Yang bikin saya kagum, walaupun tidak menganut agama Islam tapi orang Sunda baduy benar-benar menjunjung tinggi adab. Ini sejalan banget kan dengan yang diajarkan oleh ulama-ulama besar dalam kitab ta’limul muta’alim bahwa adab itu di atas ilmu.
Anak-anak bersikap taat kepada orang tua sebagai bentuk perwujudan dari adab dan akhlak kepada orang tua dan masyarakat adat. Dengan begitu apapun yang diajarkan oleh orang tua menjadi berkah untuk kehidupan si anak itu kelak.
Apalagi bagi orang Sunda termasuk suku Baduy, ada salah satu prinsip dalam kehidupan yaitu hirup secukupna alias hidup secukupnya atau hidup sederhana. Tidak mengambil yang bukan haknya, tidak iri atas apa yang orang lain punya, dan bersyukur dengan apa yang sudah dimiliki. Falsafah inilah yang menjadi nafas dari sistem pembelajaran di rumah ala suku Baduy.

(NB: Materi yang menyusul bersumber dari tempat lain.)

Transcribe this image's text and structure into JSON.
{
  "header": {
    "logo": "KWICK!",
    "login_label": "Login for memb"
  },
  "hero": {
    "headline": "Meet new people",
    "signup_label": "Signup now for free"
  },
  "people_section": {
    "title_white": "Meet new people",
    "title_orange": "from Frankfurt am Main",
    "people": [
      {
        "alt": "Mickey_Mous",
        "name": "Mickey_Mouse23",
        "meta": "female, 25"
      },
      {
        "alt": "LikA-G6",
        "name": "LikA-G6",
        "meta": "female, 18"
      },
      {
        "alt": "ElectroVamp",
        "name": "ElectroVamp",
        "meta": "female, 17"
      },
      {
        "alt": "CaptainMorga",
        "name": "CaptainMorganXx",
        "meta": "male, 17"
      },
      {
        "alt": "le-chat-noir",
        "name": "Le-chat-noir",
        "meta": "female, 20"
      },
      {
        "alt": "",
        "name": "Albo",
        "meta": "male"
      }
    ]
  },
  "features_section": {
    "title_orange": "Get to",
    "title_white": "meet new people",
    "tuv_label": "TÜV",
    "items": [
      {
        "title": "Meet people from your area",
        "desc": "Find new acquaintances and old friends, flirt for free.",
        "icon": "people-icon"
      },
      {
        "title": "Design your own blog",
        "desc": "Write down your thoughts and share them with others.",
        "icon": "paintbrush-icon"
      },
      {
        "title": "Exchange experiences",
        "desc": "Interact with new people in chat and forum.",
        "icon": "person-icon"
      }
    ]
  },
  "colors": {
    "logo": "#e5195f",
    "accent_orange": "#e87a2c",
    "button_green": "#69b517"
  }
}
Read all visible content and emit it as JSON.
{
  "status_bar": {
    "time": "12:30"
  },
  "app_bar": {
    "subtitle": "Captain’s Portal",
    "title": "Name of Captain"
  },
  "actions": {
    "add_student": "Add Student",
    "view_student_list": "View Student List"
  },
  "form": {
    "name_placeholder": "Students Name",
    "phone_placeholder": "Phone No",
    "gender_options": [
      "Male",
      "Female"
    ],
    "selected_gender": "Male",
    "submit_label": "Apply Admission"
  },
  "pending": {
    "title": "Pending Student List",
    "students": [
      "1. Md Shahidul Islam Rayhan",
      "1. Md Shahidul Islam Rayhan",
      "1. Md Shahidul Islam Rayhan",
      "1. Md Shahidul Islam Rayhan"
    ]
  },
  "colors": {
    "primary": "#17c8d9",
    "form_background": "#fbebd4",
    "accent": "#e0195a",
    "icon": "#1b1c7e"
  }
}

Mereka fokus untuk mengolah dengan optimal apa yang mereka miliki masing masing, dan tetap berpegang pada aturan-aturan adat yang menjunjung tinggi kelestarian alam. mereka juga tak segan bergotong-royong untuk menyelesaikan hal-hal yang berkaitan dengan kepentingan umum misalnya mengolah hutan adat, mengolah sumber air dll.
Kalau sudah begini, saya merasa mereka jauh jauh lebih pintar nan bijaksana daripada saya yang katanya modern ini. Subhanallah benar-benar tulisan ini menjadi wujud dari perenungan diri saya atas pendidikan terhadap anak-anak dan saya berharap bisa menjadi bahan perenungan juga untuk kawan-kawan agar kita bisa mengembalikan sistem pendidikan yg utama dari rumah.
Sebagaimana penyair kondang Hafiz Ibrahim katakan yaitu Al-Ummu madrasatul ula, iza a’dadtaha a’dadta sya’ban thayyibal a’raq”. (Ibu adalah madrasah (sekolah) pertama bagi anaknya. Jika engkau persiapkan ia dengan baik, maka sama halnya engkau persiapkan kebaikan bagi suatu bangsa sejak pokok dan pangkalnya. (*)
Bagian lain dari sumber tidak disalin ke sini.